Speaking as someone who was rooting against the Yankees rather than for the Rangers, I thought that was a rip-roaring good baseball game. Great pitching from Lee to start. Greater offense through the final half.
I am going to preface this comment with the disclaimer that baseball the sport I am weakest on. I’m fully on the Rangers bandwagon but there’s some things I still don’t get.
The biggest one being: why did the team build an open stadium with no roof or shade when they knew it was going to be, you know, located in Texas and baseball is played in the summer? This is not a rhetorical question. I don’t know if there’s a game or tradition-related answer. I asked a friend and he offered up that the D’backs play in an open park as well during the Arizona summers. But honestly, please enlighten me on why the park was built without any way to protect fans from the heat. It’s not as if 100 degree summer days is a new thing around here.
Last night was my first experience with the Home Run Porch, and for the money, it wasn’t bad at all.
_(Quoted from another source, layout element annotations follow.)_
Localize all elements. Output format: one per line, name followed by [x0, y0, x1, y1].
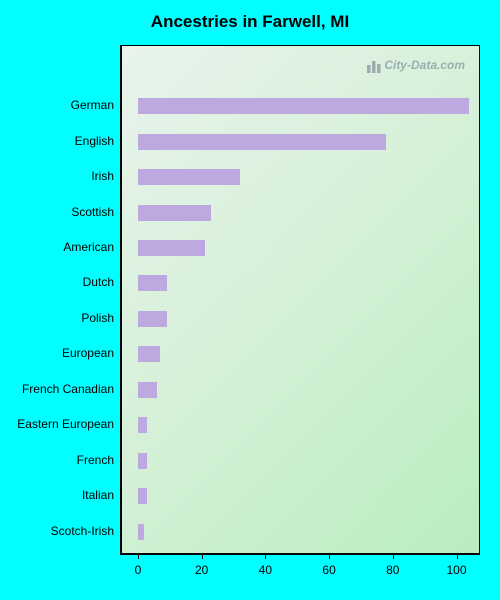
x-tick-label: 100: [446, 563, 466, 577]
x-tick-label: 0: [135, 563, 142, 577]
bar: [138, 346, 160, 362]
x-tick: [138, 553, 139, 559]
watermark: City-Data.com: [367, 58, 465, 73]
y-axis-label: Irish: [91, 169, 114, 183]
bar: [138, 488, 148, 504]
y-axis-label: French Canadian: [22, 382, 114, 396]
bar: [138, 524, 144, 540]
plot-area: City-Data.com 020406080100: [120, 45, 480, 555]
x-tick-label: 40: [259, 563, 272, 577]
bar: [138, 311, 167, 327]
y-axis-label: French: [77, 453, 114, 467]
y-axis-label: Dutch: [83, 275, 114, 289]
x-tick-label: 60: [322, 563, 335, 577]
bar: [138, 134, 386, 150]
bar: [138, 275, 167, 291]
chart-canvas: Ancestries in Farwell, MI City-Data.com …: [0, 0, 500, 600]
y-axis-label: Polish: [81, 311, 114, 325]
x-tick-label: 20: [195, 563, 208, 577]
bar: [138, 169, 240, 185]
x-tick-label: 80: [386, 563, 399, 577]
y-axis-label: Scottish: [71, 205, 114, 219]
y-axis-label: Italian: [82, 488, 114, 502]
y-axis-label: Scotch-Irish: [51, 524, 114, 538]
bar: [138, 417, 148, 433]
x-tick: [393, 553, 394, 559]
bar: [138, 382, 157, 398]
x-tick: [457, 553, 458, 559]
bar: [138, 205, 211, 221]
building-icon: [367, 59, 381, 73]
y-axis-label: Eastern European: [17, 417, 114, 431]
y-axis-label: American: [63, 240, 114, 254]
chart-title: Ancestries in Farwell, MI: [0, 12, 500, 32]
bar: [138, 453, 148, 469]
bar: [138, 240, 205, 256]
watermark-text: City-Data.com: [384, 58, 465, 72]
x-tick: [265, 553, 266, 559]
x-tick: [329, 553, 330, 559]
bar: [138, 98, 469, 114]
x-tick: [202, 553, 203, 559]
y-axis-label: German: [71, 98, 114, 112]
y-axis-label: English: [75, 134, 114, 148]
y-axis-label: European: [62, 346, 114, 360]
I sat outside for half the game and yeah, it was hot, but its Texas and its August. My friends tell me that they have witnessed HRP patrons shoveling hot dogs, grilled chicken breasts and tortilla chips into purses for a little take home treat. Saw the older dude with the cute twentysomething, and thought the same thing.
Baseball is supposed to be played outside in the daytime in the summer. Sit on the first base side if you don’t want to be in the sun. I have sat through an absolutely freezing game in St. Louis one time in October that was pretty painful. The last Rangers game I attended, a few weeks ago, George and Laura were there and received a standing ovation. No booing heard by me.
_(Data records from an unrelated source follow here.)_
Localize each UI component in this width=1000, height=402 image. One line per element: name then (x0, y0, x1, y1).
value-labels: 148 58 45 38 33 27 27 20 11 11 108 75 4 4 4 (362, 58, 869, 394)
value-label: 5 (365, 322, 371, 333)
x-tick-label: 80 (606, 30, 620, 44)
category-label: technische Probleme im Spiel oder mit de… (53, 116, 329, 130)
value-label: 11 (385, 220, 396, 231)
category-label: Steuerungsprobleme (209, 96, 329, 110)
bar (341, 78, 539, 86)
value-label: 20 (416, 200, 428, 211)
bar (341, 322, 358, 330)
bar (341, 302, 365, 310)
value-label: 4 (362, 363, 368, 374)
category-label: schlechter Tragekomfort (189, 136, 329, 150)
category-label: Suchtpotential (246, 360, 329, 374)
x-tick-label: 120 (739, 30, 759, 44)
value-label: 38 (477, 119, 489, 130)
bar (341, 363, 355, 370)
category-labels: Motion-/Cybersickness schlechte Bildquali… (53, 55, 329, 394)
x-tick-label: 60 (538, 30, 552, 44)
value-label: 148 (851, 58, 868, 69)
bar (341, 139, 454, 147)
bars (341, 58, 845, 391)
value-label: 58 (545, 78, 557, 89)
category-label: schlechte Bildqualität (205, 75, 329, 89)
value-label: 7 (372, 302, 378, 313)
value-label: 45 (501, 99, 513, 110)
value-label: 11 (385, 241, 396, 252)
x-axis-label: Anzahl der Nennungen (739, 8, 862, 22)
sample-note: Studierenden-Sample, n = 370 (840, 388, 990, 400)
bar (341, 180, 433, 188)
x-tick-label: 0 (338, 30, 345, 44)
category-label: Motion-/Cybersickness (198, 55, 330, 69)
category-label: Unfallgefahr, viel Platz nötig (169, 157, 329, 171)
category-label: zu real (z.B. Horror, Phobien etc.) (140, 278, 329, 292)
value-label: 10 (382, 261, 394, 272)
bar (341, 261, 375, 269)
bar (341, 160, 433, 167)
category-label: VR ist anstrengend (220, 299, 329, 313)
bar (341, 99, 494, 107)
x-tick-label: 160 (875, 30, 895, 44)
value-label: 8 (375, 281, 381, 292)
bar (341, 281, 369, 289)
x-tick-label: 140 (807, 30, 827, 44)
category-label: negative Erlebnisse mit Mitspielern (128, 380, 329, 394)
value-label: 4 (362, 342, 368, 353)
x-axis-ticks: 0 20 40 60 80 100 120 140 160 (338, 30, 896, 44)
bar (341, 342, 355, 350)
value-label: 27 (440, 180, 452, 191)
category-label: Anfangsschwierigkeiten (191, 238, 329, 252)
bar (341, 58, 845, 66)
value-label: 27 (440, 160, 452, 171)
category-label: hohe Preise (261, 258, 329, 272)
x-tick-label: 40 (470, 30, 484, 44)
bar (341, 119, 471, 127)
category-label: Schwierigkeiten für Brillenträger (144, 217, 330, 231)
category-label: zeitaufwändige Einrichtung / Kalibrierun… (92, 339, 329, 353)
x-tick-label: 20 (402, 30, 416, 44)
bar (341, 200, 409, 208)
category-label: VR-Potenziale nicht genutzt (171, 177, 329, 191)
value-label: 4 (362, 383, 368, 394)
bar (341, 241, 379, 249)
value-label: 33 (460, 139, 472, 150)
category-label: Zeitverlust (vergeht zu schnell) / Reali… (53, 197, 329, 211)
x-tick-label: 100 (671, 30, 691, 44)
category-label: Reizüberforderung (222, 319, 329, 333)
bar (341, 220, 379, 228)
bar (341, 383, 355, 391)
@amandacobra: That’s an excellent question about the Rangers ballpark. Good reason to move the team to Dallas and have them play in a proper domed stadium. BTW, I think Arizona’s stadium has a retractable roof and is air-conditioned.
Exactly, Jason. Stagnant. And yet, there are fans up there. I don’t understand why they weren’t turned on – it would’ve at least moved the air around a little bit.
I would say that Rangers Ballpark is pleasant in the fall (although we really never get to find out for very long, so maybe we can test that theory out by playing longer?).
But I’m with amandacobra – who builds a ballpark in Texas for a sport that is played primarily in the summer, and doesn’t figure out a way to keep people a little cooler. I’m not saying I need it to be 72 or something, just slightly less warm than Satan’s sauna.
@Melissa has it exactly right. Baseball indoors sucks. Go watch a game at that glorified mall food court that is Minute Maid Park. Worse game experience I’ve ever been through.
And do people forget that the Ballpark was built in 1992-1993? Good, affordable retractable roof technology didn’t really come around until a few years later. And if it was a permenant dome, well, that would have really sucked.
I don’t see why the heat couldn’t be played to best home field advantage. I’d put a thermometer in the visitor’s dugout that was calibrated 5 degrees high. You could put Burton Gilliam (Lyle from Blazing Saddles) in a Ranger’s uniform…”C’mon boys! The way you’s lollygagging around here with them bats and and ‘em gloves, you’d think it was a hundred and twenty degrees. Can’t be more ‘n a hundred and fourteen!”
Also, roof = stadium and therefore not a ballpark.
@Rico: I did a triple take when I saw them.
“I witnessed a child eating ketchup directly from the spigot.”
White trashiness of proportions that epic needs to be documented with a pic in the future please.